Facebook is still failing to enforce its own rules against election disinformation, conspiracy theories, hate speech, and other policies, another new analysis finds
- Facebook has been unable, or in some cases, unwilling to enforce its own policies prohibiting certain types of content, according to an analysis by The Wall Street Journal on Thursday.
- The Journal reported hundreds of posts to Facebook that the company later confirmed violated its policies, but the platform still allowed many to remain up.
- In other cases, Facebook's AI systems were slower than promised or inconsistent when reviewing content, which a spokesperson told The Wall Street Journal was due to the company prioritizing content that might go viral.
- Facebook's size already makes content moderation a massive challenge for the platform, but the coronavirus pandemic, a heated political climate, and upcoming elections have all exacerbated it.
Under pressure both internally and externally to crack down harder on toxic content, Facebook has rolled out a series of new policies in the last year on everything from hate speech to coronavirus misinformation to foreign election interference.
But a new analysis from The Wall Street Journal on Thursday revealed that Facebook is still failing to enforce those policies consistently, quickly, or sometimes even at all.
Users have the ability to report content on Facebook they believe violates its policies. But of the 150 pieces of such content that The Journal reported this way — and that Facebook later confirmed violated its rules — the company's review process didn't take down the content in roughly 25% of cases.
In September, The Wall Street Journal also reported 276 pieces of content for apparently violating Facebook's rules against promoting or violence or spreading dangerous misinformation, but its content moderation system removed the posts in just 32 cases. After contacting Facebook directly about the remaining 244 posts, The Wall Street Journal reported that the company determined more than 50% of those should also have been removed, and eventually took down many of them.
Facebook spokesperson Sarah Pollack told The Wall Street Journal that its analysis wasn't reflective of the overall accuracy of its review systems, and that the company's "priority is removing content based on severity and the potential for it going viral."
Facebook did not respond to a request for comment on this story.
While around 50% of reported content was reviewed by Facebook's systems within 24 hours as it initially promised, some posts — including some inciting violence or promoting terrorism — still hadn't been reviewed as much as two weeks later, according to The Journal.
Pollack told the newspaper that Facebook has become more reliant on AI systems due to the coronavirus pandemic and improving AI technology.
Facebook, Google's YouTube, and other social media platforms have been eager to bring back moderators into the office after the pandemic forced them to become more reliant on automated systems (as many companies limit them from working from home due to security and privacy concerns).
This is not the first time Facebook encountered scrutiny over the degree to which it's actually enforcing new policies. Facebook came under fire just a week after rolling out its anti-militia policy when it refused to take action against accounts and groups promoting violence against anti-police-brutality protesters in Kenosha, Wisconsin — where a teenager eventually fatally shot two protesters — despite multiple reports from users.

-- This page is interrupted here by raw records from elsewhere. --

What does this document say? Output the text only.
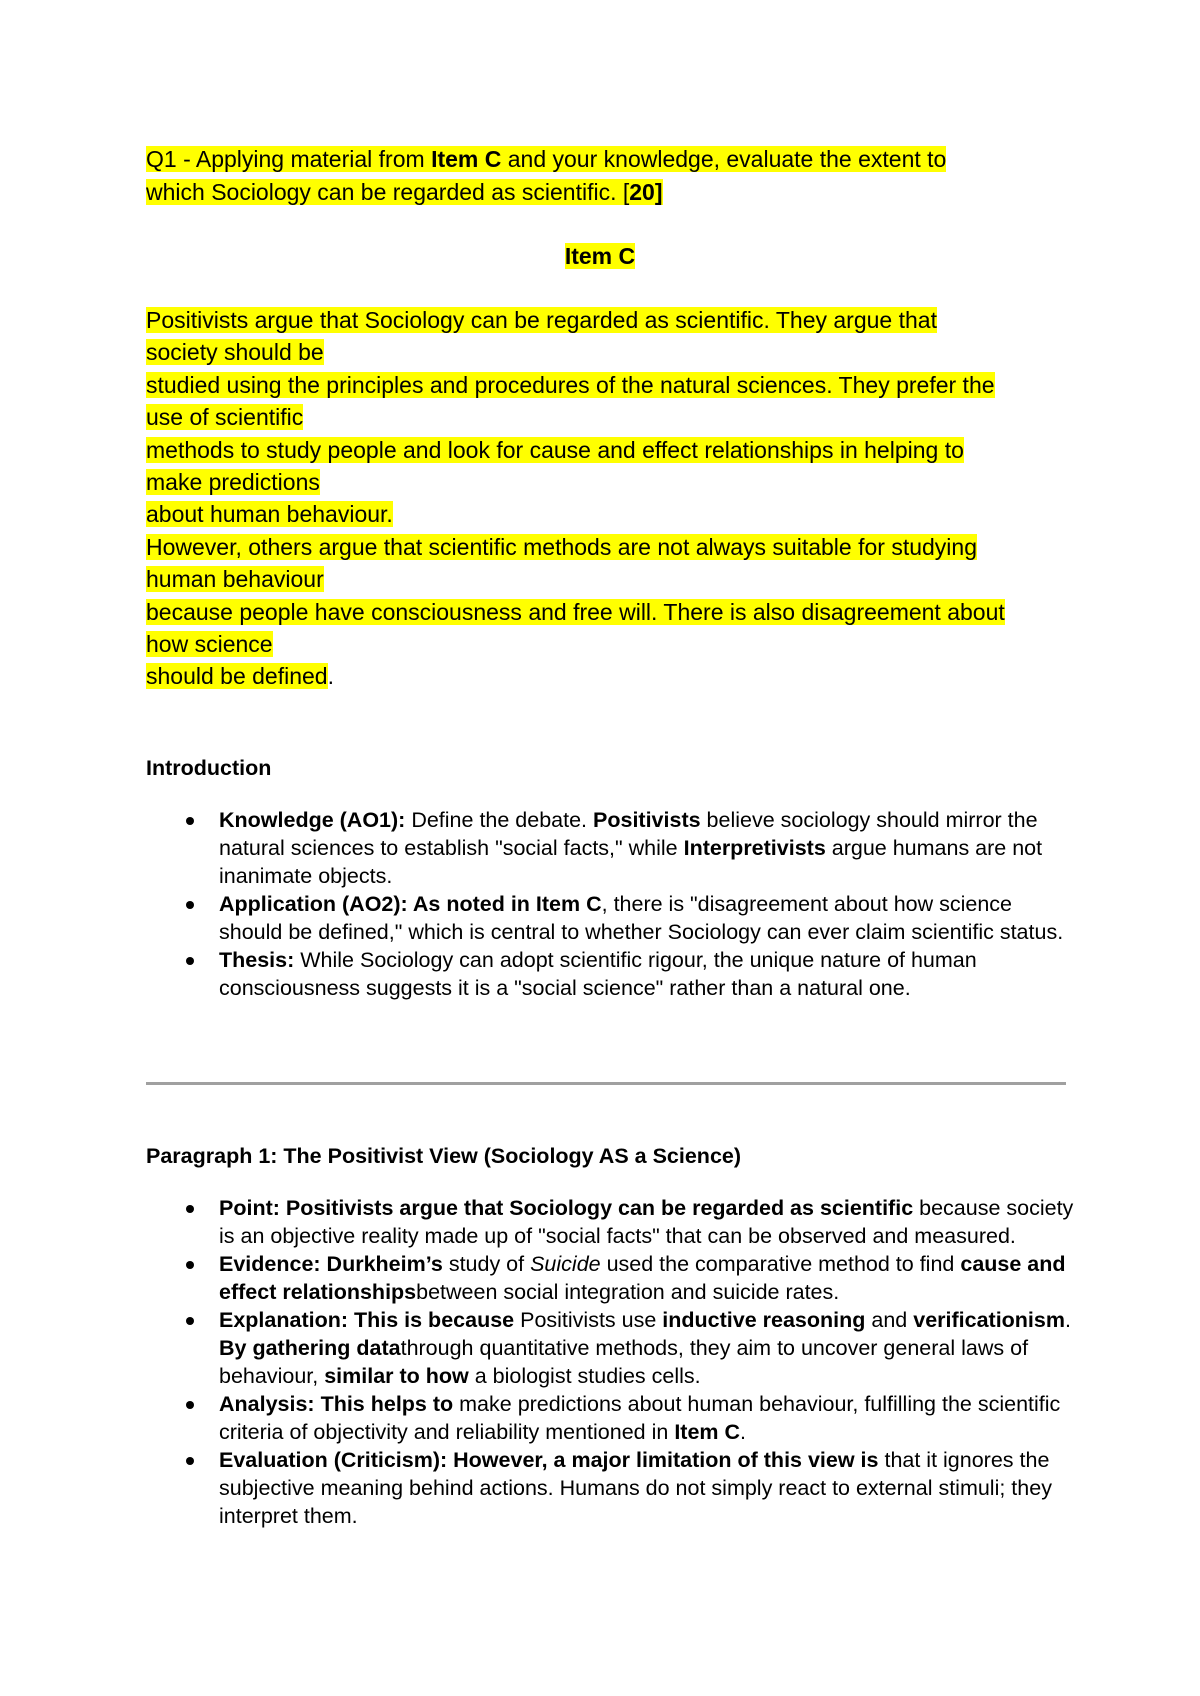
Q1 - Applying material from Item C and your knowledge, evaluate the extent to
which Sociology can be regarded as scientific. [20]
Item C
Positivists argue that Sociology can be regarded as scientific. They argue that
society should be
studied using the principles and procedures of the natural sciences. They prefer the
use of scientific
methods to study people and look for cause and effect relationships in helping to
make predictions
about human behaviour.
However, others argue that scientific methods are not always suitable for studying
human behaviour
because people have consciousness and free will. There is also disagreement about
how science
should be defined.
Introduction
Knowledge (AO1): Define the debate. Positivists believe sociology should mirror the natural sciences to establish "social facts," while Interpretivists argue humans are not inanimate objects.
Application (AO2): As noted in Item C, there is "disagreement about how science should be defined," which is central to whether Sociology can ever claim scientific status.
Thesis: While Sociology can adopt scientific rigour, the unique nature of human consciousness suggests it is a "social science" rather than a natural one.
Paragraph 1: The Positivist View (Sociology AS a Science)
Point: Positivists argue that Sociology can be regarded as scientific because society is an objective reality made up of "social facts" that can be observed and measured.
Evidence: Durkheim’s study of Suicide used the comparative method to find cause and effect relationshipsbetween social integration and suicide rates.
Explanation: This is because Positivists use inductive reasoning and verificationism. By gathering datathrough quantitative methods, they aim to uncover general laws of behaviour, similar to how a biologist studies cells.
Analysis: This helps to make predictions about human behaviour, fulfilling the scientific criteria of objectivity and reliability mentioned in Item C.
Evaluation (Criticism): However, a major limitation of this view is that it ignores the subjective meaning behind actions. Humans do not simply react to external stimuli; they interpret them.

The Wall Street Journal also reported in August that Facebook refused to enforce its hate speech policies in India after a top executive there overruled moderators.
A Facebook whistleblower also penned a memo documenting the company's pattern of neglecting election disinformation and coordinated attempts to undermine democratic processes around the world, particularly outside of the US and Western Europe BuzzFeed News reported in September.
"It's an open secret within the civic integrity space that Facebook's short-term decisions are largely motivated by PR and the potential for negative attention," she wrote, according to BuzzFeed News.
Facebook has similarly acted on many controversial pieces of content only after media outlets or other outside observers have reported the content — and even sometimes not then, as a report from Muslim Advocates concluded last month.
Most recently, the company came under fire for attempting to limit the reach of controversial stories by the New York Post this week that relied on dubious reporting, both from conservatives who believed the platform was engaging in unfair censorship and from others who called its attempt ineffective — the post was shared 300,000 times even after Facebook intervened.
Facebook's massive content moderation challenge has taken on an increased priority amid a contentious political environment where mis- and disinformation has circulated widely, from a variety of sources ranging from President Donald Trump to Russia, China, and Iran.